ADDRESSING CLASS IMBALANCE IN MULTI-CLASS IMAGE CLASSIFICATION BY MEANS OF AUXILIARY FEATURE SPACE RESTRICTIONS

M. Dorozynski and F. Rottensteiner M. Dorozynski and F. Rottensteiner
  • Institute of Photogrammetry and GeoInformation, Leibniz Universität Hannover, Germany

Keywords: deep learning, convolutional neural networks, image classification, class imbalances, auxiliary clustering loss, silk heritage

Abstract. Learning from imbalanced class distributions generally leads to a classifier that is not able to distinguish classes with few training examples from the other classes.
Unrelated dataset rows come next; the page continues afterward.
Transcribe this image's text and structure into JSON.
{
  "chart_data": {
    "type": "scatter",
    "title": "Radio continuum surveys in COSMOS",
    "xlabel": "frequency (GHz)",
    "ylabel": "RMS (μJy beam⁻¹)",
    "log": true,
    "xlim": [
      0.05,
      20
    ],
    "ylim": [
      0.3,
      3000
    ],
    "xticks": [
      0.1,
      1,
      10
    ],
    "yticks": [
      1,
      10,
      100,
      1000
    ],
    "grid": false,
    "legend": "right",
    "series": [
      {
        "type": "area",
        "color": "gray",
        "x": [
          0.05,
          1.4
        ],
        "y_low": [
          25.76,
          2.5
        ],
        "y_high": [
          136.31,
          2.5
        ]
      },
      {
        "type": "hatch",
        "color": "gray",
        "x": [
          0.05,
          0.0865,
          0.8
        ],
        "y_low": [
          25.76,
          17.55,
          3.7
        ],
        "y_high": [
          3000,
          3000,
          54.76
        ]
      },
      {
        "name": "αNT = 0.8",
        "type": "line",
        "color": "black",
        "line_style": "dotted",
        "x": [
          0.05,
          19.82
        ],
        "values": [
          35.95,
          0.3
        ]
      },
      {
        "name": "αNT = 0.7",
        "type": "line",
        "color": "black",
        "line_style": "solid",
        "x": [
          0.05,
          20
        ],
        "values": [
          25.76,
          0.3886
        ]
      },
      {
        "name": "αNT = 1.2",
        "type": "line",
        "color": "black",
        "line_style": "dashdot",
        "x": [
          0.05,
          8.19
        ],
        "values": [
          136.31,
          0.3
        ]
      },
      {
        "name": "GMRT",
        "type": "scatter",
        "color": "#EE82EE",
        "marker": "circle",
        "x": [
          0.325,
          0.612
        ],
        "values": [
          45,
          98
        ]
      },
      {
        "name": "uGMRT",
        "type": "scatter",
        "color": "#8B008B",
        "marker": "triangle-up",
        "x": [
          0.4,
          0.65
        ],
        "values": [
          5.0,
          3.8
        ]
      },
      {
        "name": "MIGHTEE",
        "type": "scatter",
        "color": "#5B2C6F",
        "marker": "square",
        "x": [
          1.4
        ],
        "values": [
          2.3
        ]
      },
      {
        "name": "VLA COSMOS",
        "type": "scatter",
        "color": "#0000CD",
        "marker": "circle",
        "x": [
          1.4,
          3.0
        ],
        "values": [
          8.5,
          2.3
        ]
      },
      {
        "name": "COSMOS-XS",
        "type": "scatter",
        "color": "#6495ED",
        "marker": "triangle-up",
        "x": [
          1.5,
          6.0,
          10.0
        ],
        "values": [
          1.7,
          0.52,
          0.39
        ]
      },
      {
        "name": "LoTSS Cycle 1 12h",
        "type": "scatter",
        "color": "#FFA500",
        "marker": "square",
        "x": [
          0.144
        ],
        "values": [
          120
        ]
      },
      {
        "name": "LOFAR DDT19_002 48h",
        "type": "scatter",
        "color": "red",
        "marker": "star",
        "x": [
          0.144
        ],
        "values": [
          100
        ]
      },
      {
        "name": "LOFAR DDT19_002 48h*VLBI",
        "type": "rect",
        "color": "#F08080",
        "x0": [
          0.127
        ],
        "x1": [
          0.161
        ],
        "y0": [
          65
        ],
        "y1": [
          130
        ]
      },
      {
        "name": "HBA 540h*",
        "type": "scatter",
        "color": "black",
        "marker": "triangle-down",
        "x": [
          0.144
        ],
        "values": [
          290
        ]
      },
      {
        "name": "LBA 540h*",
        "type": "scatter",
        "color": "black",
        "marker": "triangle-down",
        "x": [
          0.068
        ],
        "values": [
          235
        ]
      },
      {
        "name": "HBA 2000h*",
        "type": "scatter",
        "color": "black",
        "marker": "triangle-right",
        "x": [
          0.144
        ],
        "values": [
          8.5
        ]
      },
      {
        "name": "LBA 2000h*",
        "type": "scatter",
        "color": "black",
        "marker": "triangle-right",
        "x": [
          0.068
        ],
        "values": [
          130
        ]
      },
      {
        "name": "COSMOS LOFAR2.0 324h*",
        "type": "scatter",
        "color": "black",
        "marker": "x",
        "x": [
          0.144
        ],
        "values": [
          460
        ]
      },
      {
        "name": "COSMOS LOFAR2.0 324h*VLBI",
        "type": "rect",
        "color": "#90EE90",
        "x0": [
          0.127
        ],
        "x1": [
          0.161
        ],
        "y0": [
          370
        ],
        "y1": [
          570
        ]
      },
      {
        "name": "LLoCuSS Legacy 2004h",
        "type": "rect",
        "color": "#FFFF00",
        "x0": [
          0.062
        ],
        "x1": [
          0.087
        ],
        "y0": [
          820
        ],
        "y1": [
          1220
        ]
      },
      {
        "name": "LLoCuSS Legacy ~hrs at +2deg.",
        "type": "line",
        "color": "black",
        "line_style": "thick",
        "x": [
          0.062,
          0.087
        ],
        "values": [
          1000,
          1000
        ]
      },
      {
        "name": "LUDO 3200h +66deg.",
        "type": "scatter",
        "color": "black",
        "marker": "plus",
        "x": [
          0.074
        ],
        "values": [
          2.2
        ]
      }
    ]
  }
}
In the context of cultural heritage, addressing this problem becomes important when existing digital online collections consisting of images depicting artifacts and assigned semantic annotations shall be completed automatically; images with known annotations can be used to train a classifier that predicts missing information, where training data is often highly imbalanced. In the present paper, combining a classification loss with an auxiliary clustering loss is proposed to improve the classification performance particularly for underrepresented classes, where additionally different sampling strategies are applied. The proposed auxiliary loss aims to cluster feature vectors with respect to the semantic annotations as well as to visual properties of the images to be classified and thus, is supposed to help the classifier in distinguishing individual classes. We conduct an ablation study on a dataset consisting of images depicting silk fabrics coming along with annotations for different silk-related classification tasks. Experimental results show improvements of up to 10.5% in average F1-score and up to 20.8% in the F1-score averaged over the underrepresented classes in some classification tasks.